Maybe they could all live together again, like a normal happy family—and that thought shook him.

Part of him was clutching his head. What was wrong with him? Why couldn’t he just accept that this was good news?

Those feelings stuck in his throat, and he couldn’t find the right words.

“Sakuta, that’s how you should be.”

Mai’s gentle voice filled the silence.

Her arms wrapped around him.

“How so?”

Her meaning eluded him.

His feelings were wrong. He should never have forgotten his mother, moved on with his life. He wanted to be nice, and that wasn’t a nice thing to do.

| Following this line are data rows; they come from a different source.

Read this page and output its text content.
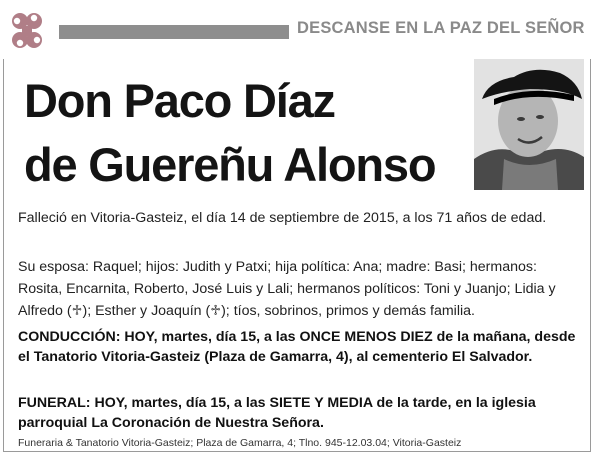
DESCANSE EN LA PAZ DEL SEÑOR
Don Paco Díaz
de Guereñu Alonso
Falleció en Vitoria-Gasteiz, el día 14 de septiembre de 2015, a los 71 años de edad.
Su esposa: Raquel; hijos: Judith y Patxi; hija política: Ana; madre: Basi; hermanos: Rosita, Encarnita, Roberto, José Luis y Lali; hermanos políticos: Toni y Juanjo; Lidia y Alfredo (♱); Esther y Joaquín (♱); tíos, sobrinos, primos y demás familia.
CONDUCCIÓN: HOY, martes, día 15, a las ONCE MENOS DIEZ de la mañana, desde el Tanatorio Vitoria-Gasteiz (Plaza de Gamarra, 4), al cementerio El Salvador.
FUNERAL: HOY, martes, día 15, a las SIETE Y MEDIA de la tarde, en la iglesia parroquial La Coronación de Nuestra Señora.
Funeraria & Tanatorio Vitoria-Gasteiz; Plaza de Gamarra, 4; Tlno. 945-12.03.04; Vitoria-Gasteiz
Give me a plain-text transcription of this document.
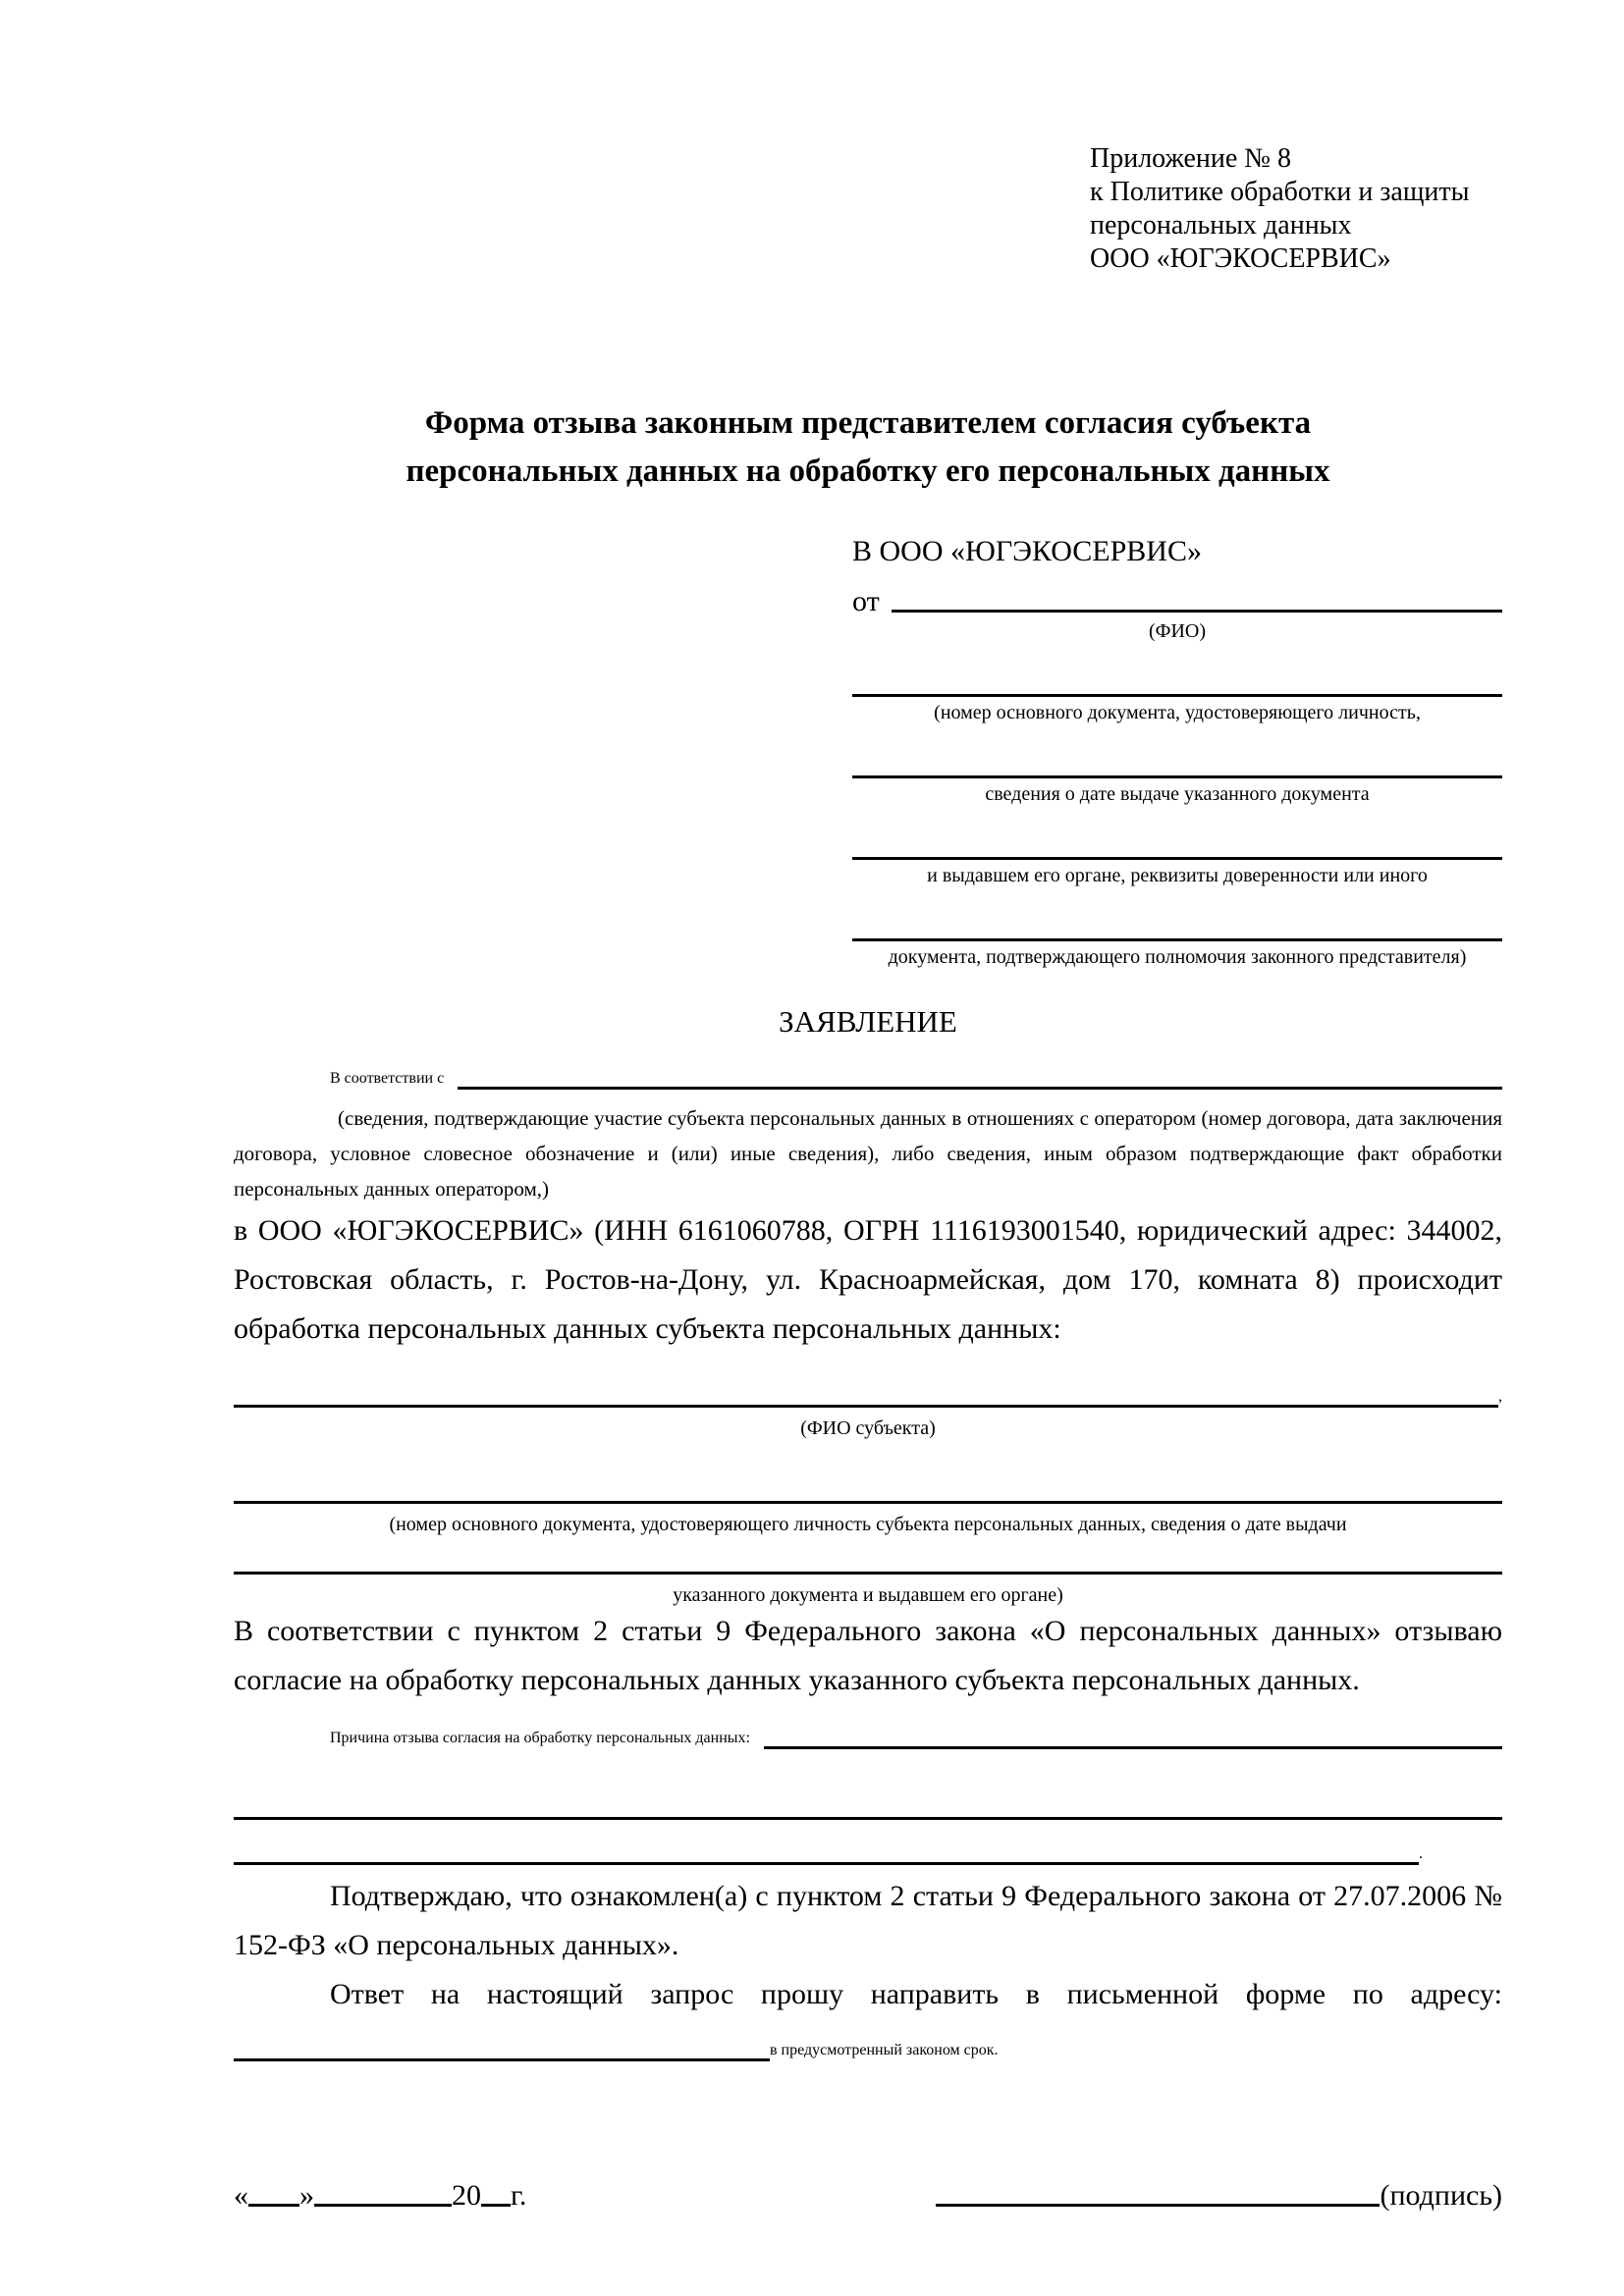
Приложение № 8
к Политике обработки и защиты
персональных данных
ООО «ЮГЭКОСЕРВИС»
Форма отзыва законным представителем согласия субъекта
персональных данных на обработку его персональных данных
В ООО «ЮГЭКОСЕРВИС»
от
(ФИО)
(номер основного документа, удостоверяющего личность,
сведения о дате выдаче указанного документа
и выдавшем его органе, реквизиты доверенности или иного
документа, подтверждающего полномочия законного представителя)
ЗАЯВЛЕНИЕ
В соответствии с
(сведения, подтверждающие участие субъекта персональных данных в отношениях с оператором (номер договора, дата заключения договора, условное словесное обозначение и (или) иные сведения), либо сведения, иным образом подтверждающие факт обработки персональных данных оператором,)
в ООО «ЮГЭКОСЕРВИС» (ИНН 6161060788, ОГРН 1116193001540, юридический адрес: 344002, Ростовская область, г. Ростов-на-Дону, ул. Красноармейская, дом 170, комната 8) происходит обработка персональных данных субъекта персональных данных:
,
(ФИО субъекта)
(номер основного документа, удостоверяющего личность субъекта персональных данных, сведения о дате выдачи
указанного документа и выдавшем его органе)
В соответствии с пунктом 2 статьи 9 Федерального закона «О персональных данных» отзываю согласие на обработку персональных данных указанного субъекта персональных данных.
Причина отзыва согласия на обработку персональных данных:
.
Подтверждаю, что ознакомлен(а) с пунктом 2 статьи 9 Федерального закона от 27.07.2006 № 152-ФЗ «О персональных данных».
Ответ на настоящий запрос прошу направить в письменной форме по адресу:
в предусмотренный законом срок.
« »	20 г.	(подпись)
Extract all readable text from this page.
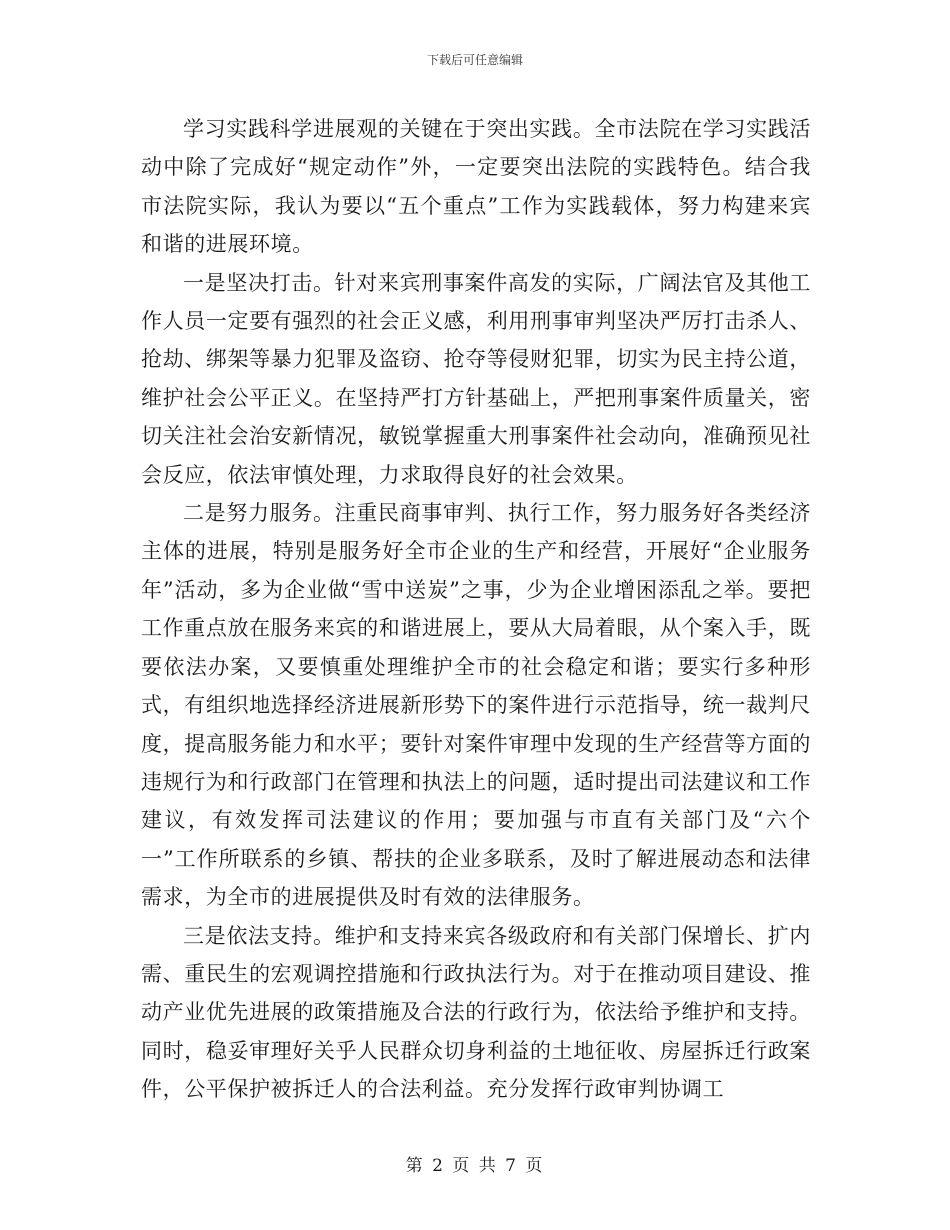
下载后可任意编辑

学习实践科学进展观的关键在于突出实践。全市法院在学习实践活动中除了完成好“规定动作”外，一定要突出法院的实践特色。结合我市法院实际，我认为要以“五个重点”工作为实践载体，努力构建来宾和谐的进展环境。

一是坚决打击。针对来宾刑事案件高发的实际，广阔法官及其他工作人员一定要有强烈的社会正义感，利用刑事审判坚决严厉打击杀人、抢劫、绑架等暴力犯罪及盗窃、抢夺等侵财犯罪，切实为民主持公道，维护社会公平正义。在坚持严打方针基础上，严把刑事案件质量关，密切关注社会治安新情况，敏锐掌握重大刑事案件社会动向，准确预见社会反应，依法审慎处理，力求取得良好的社会效果。

二是努力服务。注重民商事审判、执行工作，努力服务好各类经济主体的进展，特别是服务好全市企业的生产和经营，开展好“企业服务年”活动，多为企业做“雪中送炭”之事，少为企业增困添乱之举。要把工作重点放在服务来宾的和谐进展上，要从大局着眼，从个案入手，既要依法办案，又要慎重处理维护全市的社会稳定和谐；要实行多种形式，有组织地选择经济进展新形势下的案件进行示范指导，统一裁判尺度，提高服务能力和水平；要针对案件审理中发现的生产经营等方面的违规行为和行政部门在管理和执法上的问题，适时提出司法建议和工作建议，有效发挥司法建议的作用；要加强与市直有关部门及“六个一”工作所联系的乡镇、帮扶的企业多联系，及时了解进展动态和法律需求，为全市的进展提供及时有效的法律服务。

三是依法支持。维护和支持来宾各级政府和有关部门保增长、扩内需、重民生的宏观调控措施和行政执法行为。对于在推动项目建设、推动产业优先进展的政策措施及合法的行政行为，依法给予维护和支持。同时，稳妥审理好关乎人民群众切身利益的土地征收、房屋拆迁行政案件，公平保护被拆迁人的合法利益。充分发挥行政审判协调工

第 2 页 共 7 页
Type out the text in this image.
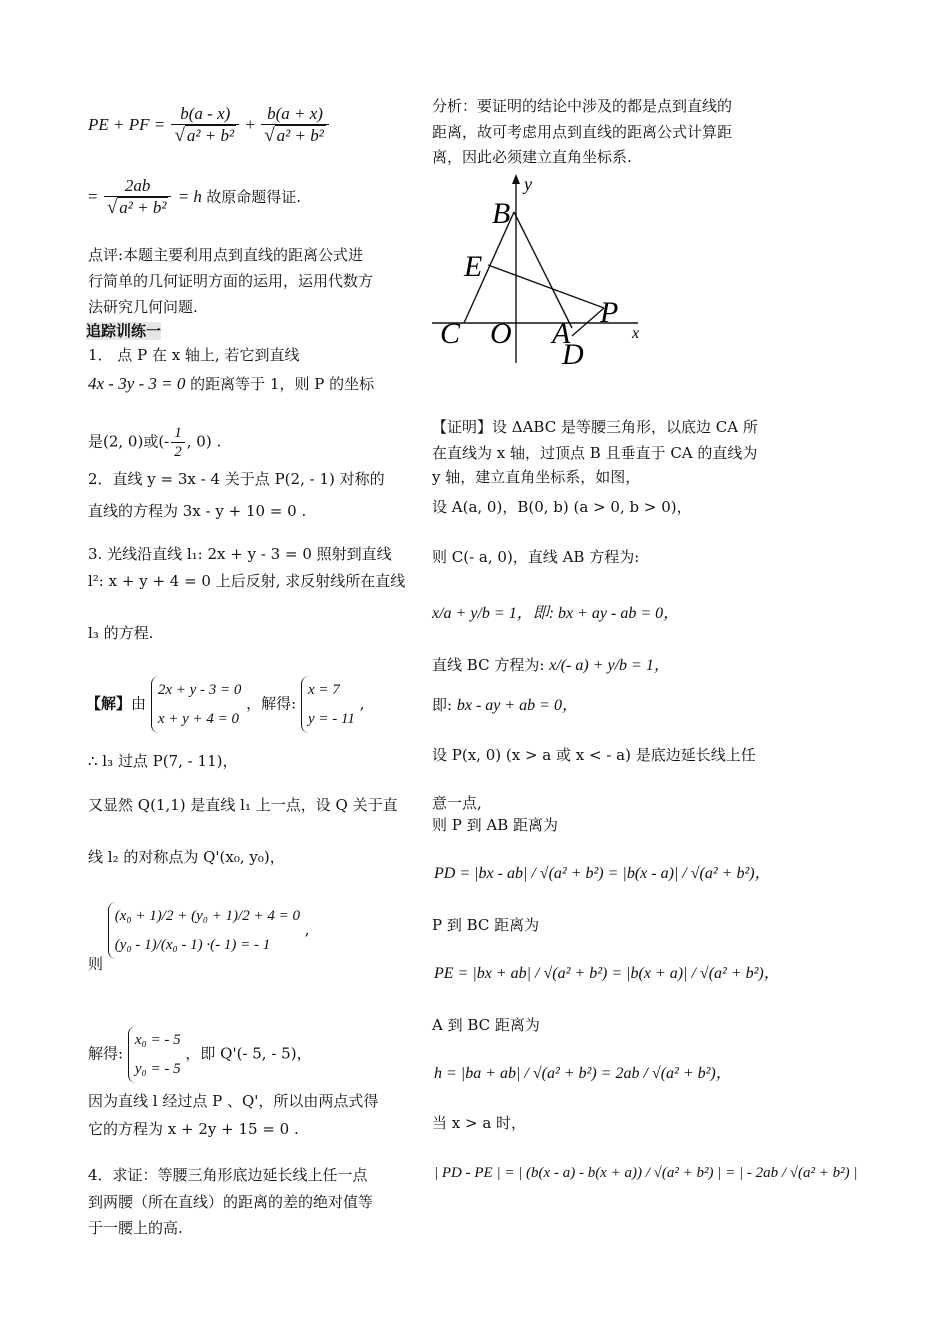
PE + PF = $\frac{b(a - x)}{\text{√ a² + b²}} + \frac{b(a + x)}{\text{√ a² + b²}}$
= $\frac{2ab}{\text{√ a² + b²}} = h$ 故原命题得证.
点评:本题主要利用点到直线的距离公式进
行简单的几何证明方面的运用，运用代数方
法研究几何问题.
追踪训练一
1． 点 P 在 x 轴上, 若它到直线
4x - 3y - 3 = 0 的距离等于 1，则 P 的坐标
是(2, 0)或(- $\frac{1}{2}$ , 0) .
2．直线 y = 3x - 4 关于点 P(2, - 1) 对称的
直线的方程为 3x - y + 10 = 0 .
3. 光线沿直线 l₁: 2x + y - 3 = 0 照射到直线
l²: x + y + 4 = 0 上后反射, 求反射线所在直线
l₃ 的方程.
【解】由
2x + y - 3 = 0
x + y + 4 = 0
，解得:
x = 7
y = - 11
,
∴ l₃ 过点 P(7, - 11)，
又显然 Q(1,1) 是直线 l₁ 上一点，设 Q 关于直
线 l₂ 的对称点为 Q'(x₀, y₀)，
则
(x₀ + 1)/2 + (y₀ + 1)/2 + 4 = 0
(y₀ - 1)/(x₀ - 1) ·(- 1) = - 1
,
解得:
x₀ = - 5
y₀ = - 5
，即 Q'(- 5, - 5)，
因为直线 l 经过点 P 、Q'，所以由两点式得
它的方程为 x + 2y + 15 = 0 .
4．求证：等腰三角形底边延长线上任一点
到两腰（所在直线）的距离的差的绝对值等
于一腰上的高.
分析：要证明的结论中涉及的都是点到直线的
距离，故可考虑用点到直线的距离公式计算距
离，因此必须建立直角坐标系.
y
x
B
E
C O A
P
D
【证明】设 ΔABC 是等腰三角形，以底边 CA 所
在直线为 x 轴，过顶点 B 且垂直于 CA 的直线为
y 轴，建立直角坐标系，如图，
设 A(a, 0)，B(0, b) (a > 0, b > 0)，
则 C(- a, 0)，直线 AB 方程为:
x/a + y/b = 1，即: bx + ay - ab = 0，
直线 BC 方程为: x/(- a) + y/b = 1，
即: bx - ay + ab = 0，
设 P(x, 0) (x > a 或 x < - a) 是底边延长线上任
意一点,
则 P 到 AB 距离为
PD = |bx - ab| / √(a² + b²) = |b(x - a)| / √(a² + b²)，
P 到 BC 距离为
PE = |bx + ab| / √(a² + b²) = |b(x + a)| / √(a² + b²)，
A 到 BC 距离为
h = |ba + ab| / √(a² + b²) = 2ab / √(a² + b²)，
当 x > a 时，
| PD - PE | = | (b(x - a) - b(x + a)) / √(a² + b²) | = | - 2ab / √(a² + b²) |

“You no longer need your parents to clean, cook, and do laundry for you.”

“……”

“You wake yourself up, go to school, and work a job to earn your own money.”

“…What about it?”

That was his life. Had been for two years. He’d sacrificed his mother for it—

“You know what we call that, Sakuta?”

“……”

He shook his head, totally lost.

“We call that growing up.”

Mai looked at him and flashed a smile. Like she was celebrating his step into maturity. A genuinely nice smile.

And her feelings, her words—they filled his soul. They sank deep, deep inside him and warmed his frozen core. Heat steadily radiated out until his emotions detonated.

Before he knew it, he was crying. The tears gushed out and rolled down his cheeks, refusing to be contained.

He sobbed like a little kid. When he coughed, Mai patted his back. She pulled him close against her chest.

He was safe there. Sakuta finally felt secure enough to cry it all out. Like how a child’s tears wash away everything bad.